Kami menyebutnya redaksi. Sapaan akrab bagi kami mahasiswa yang bergelut di dunia jurnalistik. Sebuah rumah sempit, tepat di ujung jalan. Rumah yang sejak awal dikenalkannya, menampung para pegiat jurnalistik kampus. Para aktivis yang terusir dari kampusnya sendiri. Pegiat fakta bagi orang-yang orang lemah, katanya.
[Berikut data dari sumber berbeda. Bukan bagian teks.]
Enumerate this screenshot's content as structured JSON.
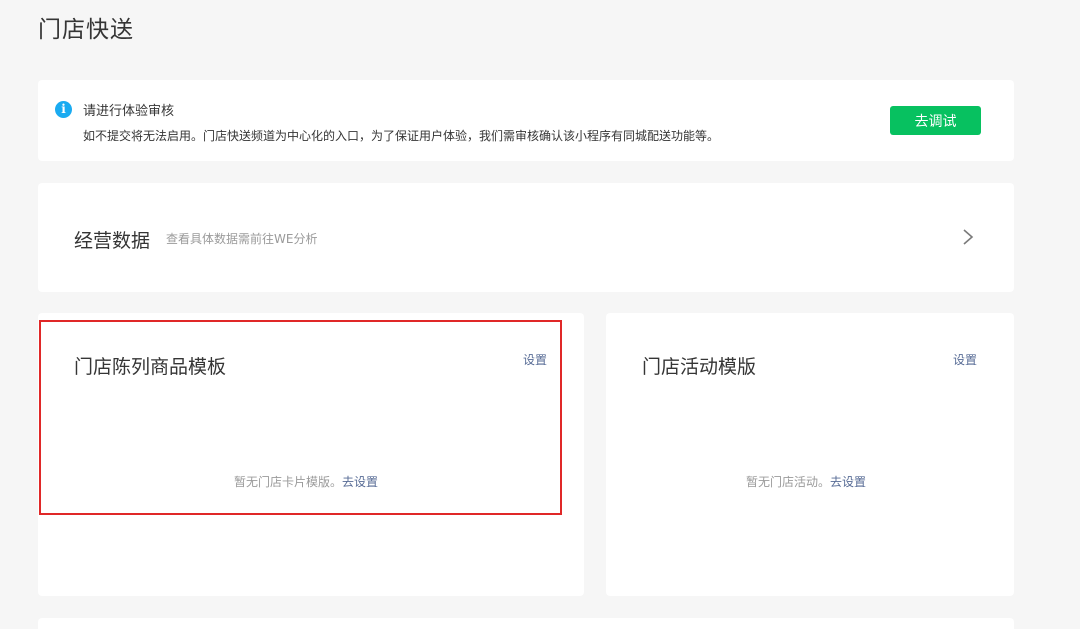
{
  "page": {
    "title": "门店快送"
  },
  "notice": {
    "title": "请进行体验审核",
    "description": "如不提交将无法启用。门店快送频道为中心化的入口，为了保证用户体验，我们需审核确认该小程序有同城配送功能等。",
    "button_label": "去调试",
    "icon": "info-icon",
    "icon_glyph": "i"
  },
  "operations": {
    "title": "经营数据",
    "subtitle": "查看具体数据需前往WE分析",
    "icon": "chevron-right-icon"
  },
  "templates": [
    {
      "title": "门店陈列商品模板",
      "setting_label": "设置",
      "empty_text": "暂无门店卡片模版。",
      "empty_link": "去设置"
    },
    {
      "title": "门店活动模版",
      "setting_label": "设置",
      "empty_text": "暂无门店活动。",
      "empty_link": "去设置"
    }
  ],
  "colors": {
    "accent_green": "#07c160",
    "link_blue": "#576b95",
    "info_blue": "#1aabf1",
    "highlight_red": "#e02828",
    "background": "#f6f6f6"
  }
}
Kosong. Tak ada lagi kepala-kepala yang saban hari berteriak dan diteriaki. “Deadline!” Tak ada lagi tangis yang disembunyikan di bilik-bilik ruang. Tetangga sebelah tak bakal lagi menggugat lantaran suara musik sampai ubun-ubun di lelap gulita. Sungguh keterlaluanlah kami. Tak pernah tidur sepanjang malam. Meramu dan mengolah tulisan untuk dikabarkan. Sesekali hanya mengobrol di depan rumah, menjaring pagi. Atau beradu status di jejaring sosial yang menggantung di langit-langit rumah.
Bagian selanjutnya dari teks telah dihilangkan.